By Stan Wise
Farm Forum Editor
My mother-in-law is a breast cancer survivor. Her grandmother had the disease, as well. So, you can bet your favorite tractor that I am very concerned my wife or my daughter might have to deal with breast cancer at some point in the future.
According to Breastcancer.org, one-eighth of all U.S. women are expected to be diagnosed with breast cancer at some point in their lives. In 2017 alone, 252,710 new invasive breast cancers are expected to be diagnosed, and 40,610 women are expected to die from the disease.
Chances are high that someone you know will have to wrestle with breast cancer.
Since October is National Breast Cancer Awareness Month, the Farm Forum would like to encourage you to support breast cancer research. Next Friday, Oct. 13, with the help of our sponsors — Beadle Auto Group, Butler Machinery, South Dakota Farmers Union and Steffes Group, Inc. — the Green Sheet will become the Pink Sheet. Instead of our usual green paper cover, we will print on pink paper.
So, if you see a bunch of pink newspapers sitting on the newsstands, don’t worry — it’s still us. We’ll just look a little more fabulous in honor of all the fabulous women out there fighting cancer.
All electric future
It was only 10 years ago that Apple released the first iPhone, and suddenly smartphones were everywhere. Before that, people weren’t walking around with all the knowledge and power of the internet in their pockets. They couldn’t download the latest books or movies on the go. They didn’t have apps that would let them control all aspects of their lives and technology in the palms of their hands.

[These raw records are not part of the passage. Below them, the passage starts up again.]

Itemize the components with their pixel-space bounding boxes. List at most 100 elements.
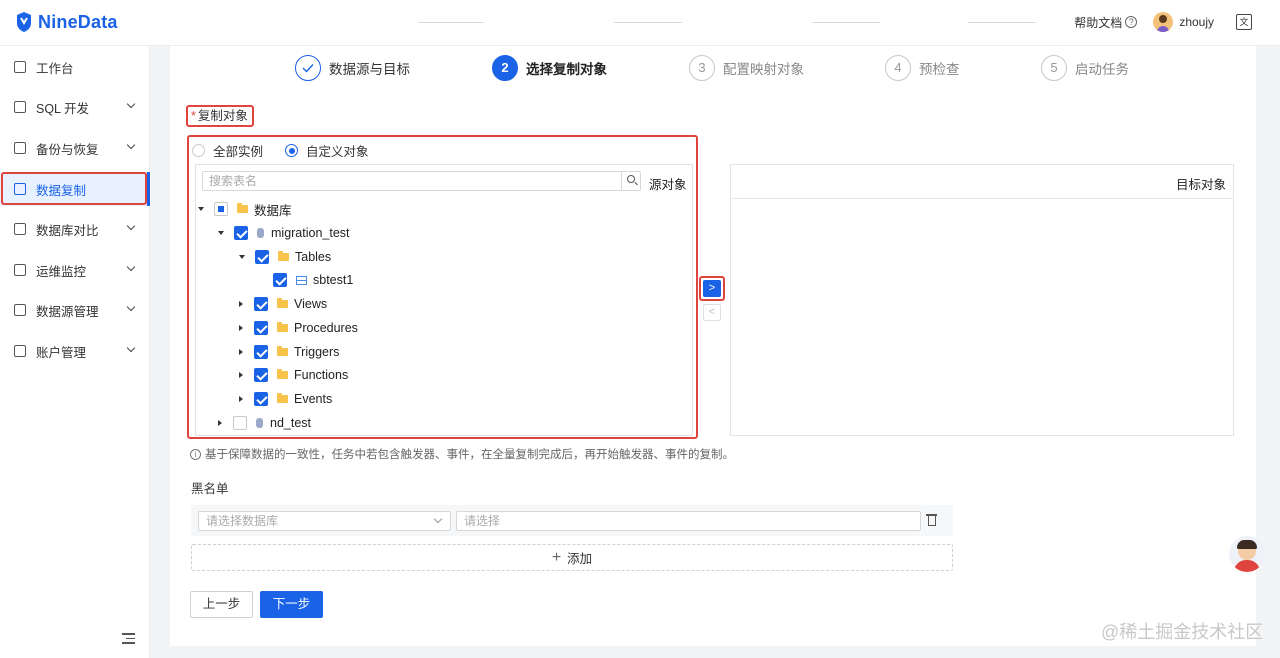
caret-down-icon[interactable] xyxy=(218,231,224,235)
tree-node-procedures[interactable]: Procedures xyxy=(237,318,358,338)
blacklist-object-select[interactable]: 请选择 xyxy=(456,511,921,531)
sidebar-item-account[interactable]: 账户管理 xyxy=(0,334,150,368)
folder-icon xyxy=(277,322,288,332)
avatar[interactable] xyxy=(1153,12,1174,32)
tree-node-label: Functions xyxy=(294,368,349,382)
checkbox[interactable] xyxy=(254,297,268,311)
caret-right-icon[interactable] xyxy=(239,349,243,355)
caret-down-icon[interactable] xyxy=(239,255,245,259)
chevron-down-icon xyxy=(126,140,136,150)
plus-icon: + xyxy=(551,548,562,566)
search-input[interactable] xyxy=(203,172,623,190)
sidebar-item-label: 备份与恢复 xyxy=(36,142,99,157)
sidebar-item-db-compare[interactable]: 数据库对比 xyxy=(0,212,150,246)
ninedata-logo-icon xyxy=(17,12,31,32)
question-circle-icon: ? xyxy=(1125,16,1138,28)
move-left-button[interactable]: < xyxy=(703,304,721,321)
account-icon xyxy=(14,345,26,357)
step-label: 配置映射对象 xyxy=(723,62,804,77)
search-field[interactable] xyxy=(202,171,641,191)
folder-icon xyxy=(278,251,289,261)
add-blacklist-button[interactable]: + 添加 xyxy=(191,544,953,571)
tree-node-tables[interactable]: Tables xyxy=(239,247,331,267)
tree-node-databases[interactable]: 数据库 xyxy=(198,199,292,219)
caret-right-icon[interactable] xyxy=(239,396,243,402)
tree-node-label: Views xyxy=(294,297,328,311)
monitor-icon xyxy=(14,101,26,113)
step-1: 数据源与目标 xyxy=(295,55,410,81)
logo[interactable]: NineData xyxy=(14,11,118,33)
sidebar-item-sql-dev[interactable]: SQL 开发 xyxy=(0,90,150,124)
sidebar-item-backup[interactable]: 备份与恢复 xyxy=(0,131,150,165)
tree-node-nd-test[interactable]: nd_test xyxy=(216,413,311,433)
logo-text: NineData xyxy=(38,11,118,32)
sidebar-item-label: 数据源管理 xyxy=(36,304,99,319)
step-number: 3 xyxy=(689,55,715,81)
caret-right-icon[interactable] xyxy=(218,420,222,426)
search-icon[interactable] xyxy=(621,172,640,190)
checkbox[interactable] xyxy=(233,416,247,430)
database-icon xyxy=(256,418,263,428)
radio-circle[interactable] xyxy=(285,144,298,157)
tree-node-triggers[interactable]: Triggers xyxy=(237,342,339,362)
checkbox[interactable] xyxy=(254,368,268,382)
blacklist-db-select[interactable]: 请选择数据库 xyxy=(198,511,451,531)
customer-support-icon[interactable] xyxy=(1229,536,1265,572)
caret-down-icon[interactable] xyxy=(198,207,204,211)
sidebar-item-workbench[interactable]: 工作台 xyxy=(0,50,150,84)
help-docs-label: 帮助文档 xyxy=(1074,15,1123,30)
step-label: 选择复制对象 xyxy=(526,62,607,77)
tree-node-functions[interactable]: Functions xyxy=(237,365,348,385)
tree-node-sbtest1[interactable]: sbtest1 xyxy=(256,270,353,290)
watermark: @稀土掘金技术社区 xyxy=(1101,622,1264,642)
caret-right-icon[interactable] xyxy=(239,325,243,331)
alarm-icon xyxy=(14,264,26,276)
prev-step-button[interactable]: 上一步 xyxy=(190,591,253,618)
checkbox[interactable] xyxy=(255,250,269,264)
sidebar-item-ops-monitor[interactable]: 运维监控 xyxy=(0,253,150,287)
tree-node-migration-test[interactable]: migration_test xyxy=(218,223,350,243)
tree-node-label: Events xyxy=(294,392,333,406)
caret-right-icon[interactable] xyxy=(239,372,243,378)
source-title: 源对象 xyxy=(649,178,687,192)
tree-node-label: 数据库 xyxy=(254,203,292,218)
user-name[interactable]: zhoujy xyxy=(1179,15,1214,29)
radio-custom-objects[interactable]: 自定义对象 xyxy=(285,141,369,160)
translate-icon[interactable]: 文 xyxy=(1236,14,1252,30)
checkbox[interactable] xyxy=(254,321,268,335)
tree-node-views[interactable]: Views xyxy=(237,294,327,314)
required-star: * xyxy=(191,109,196,123)
step-number: 5 xyxy=(1041,55,1067,81)
folder-icon xyxy=(277,369,288,379)
folder-icon xyxy=(237,203,248,213)
move-right-button[interactable]: > xyxy=(703,280,721,297)
tree-node-label: migration_test xyxy=(271,226,350,240)
sidebar-item-label: 数据库对比 xyxy=(36,223,99,238)
next-step-button[interactable]: 下一步 xyxy=(260,591,323,618)
checkbox[interactable] xyxy=(273,273,287,287)
checkbox[interactable] xyxy=(234,226,248,240)
target-panel-header xyxy=(731,165,1233,199)
collapse-menu-icon[interactable] xyxy=(122,633,135,644)
tree-node-events[interactable]: Events xyxy=(237,389,332,409)
step-label: 启动任务 xyxy=(1075,62,1129,77)
chevron-down-icon xyxy=(126,221,136,231)
sidebar-item-datasource[interactable]: 数据源管理 xyxy=(0,293,150,327)
annotation-highlight xyxy=(1,172,147,205)
radio-circle[interactable] xyxy=(192,144,205,157)
tree-node-label: nd_test xyxy=(270,416,312,430)
delete-icon[interactable] xyxy=(926,514,937,527)
checkbox[interactable] xyxy=(214,202,228,216)
step-number: 2 xyxy=(492,55,518,81)
radio-all-instances[interactable]: 全部实例 xyxy=(192,141,263,160)
tree-node-label: Tables xyxy=(295,250,332,264)
caret-right-icon[interactable] xyxy=(239,301,243,307)
checkbox[interactable] xyxy=(254,345,268,359)
checkbox[interactable] xyxy=(254,392,268,406)
add-label: 添加 xyxy=(567,552,593,566)
datasource-icon xyxy=(14,304,26,316)
step-connector xyxy=(418,22,484,23)
help-docs-link[interactable]: 帮助文档 ? xyxy=(1074,14,1138,31)
hint-text: 基于保障数据的一致性，任务中若包含触发器、事件，在全量复制完成后，再开始触发器、… xyxy=(205,449,734,461)
chevron-down-icon xyxy=(126,99,136,109)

In many ways, I liked the old reality better, but the world didn’t consult me when it introduced that new piece of technology. And for better or worse, the world isn’t going to consult you before it introduces new technology that completely changes your life and your business.
This week, I read a sobering article on CNN’s website. In the article, Mark Reuss, General Motors’ head of product development, said, “General Motors believes in an all-electric future.”
The article said General Motors plans to release two new electric vehicles in the next 18 months and a total of 20 new electric vehicles in the next six years.
I know, I know. The distances in the Midwest are often too vast to allow the use of current electric vehicles, right?
Never mind the fact that at least a few times a year I read about a new breakthrough in battery storage capacity or charging times. Never mind that GM’s latest electric release, a hatchback which starts at $36,000, can travel 238 miles on a single charge. It seems some of these new electric cars will actually be powered by fuel cells. You won’t charge them up. You’ll refill them with hydrogen gas.
Other car companies have comparable electric vehicles either already on the market or soon to be released. And, I’ve mentioned in this column before that some of my in-laws are already driving electric cars on the East Coast.
Will electric cars fully dominate the market in the future? Probably not for a long time. But remember that most people in this country live in the more densely populated cities, where daily traveling distances are much shorter. I think we would be fools to dismiss the fact that our more urban fellow citizens might find value in an electric car. How much of a market share would electric vehicles need before demand for ethanol in blended gasoline seriously diminishes?
How long before that affects corn prices?
The future is coming, and electric cars make too much sense to too many people for you and I to stop it.
So, my question is: What kind of future are you preparing for in your operation?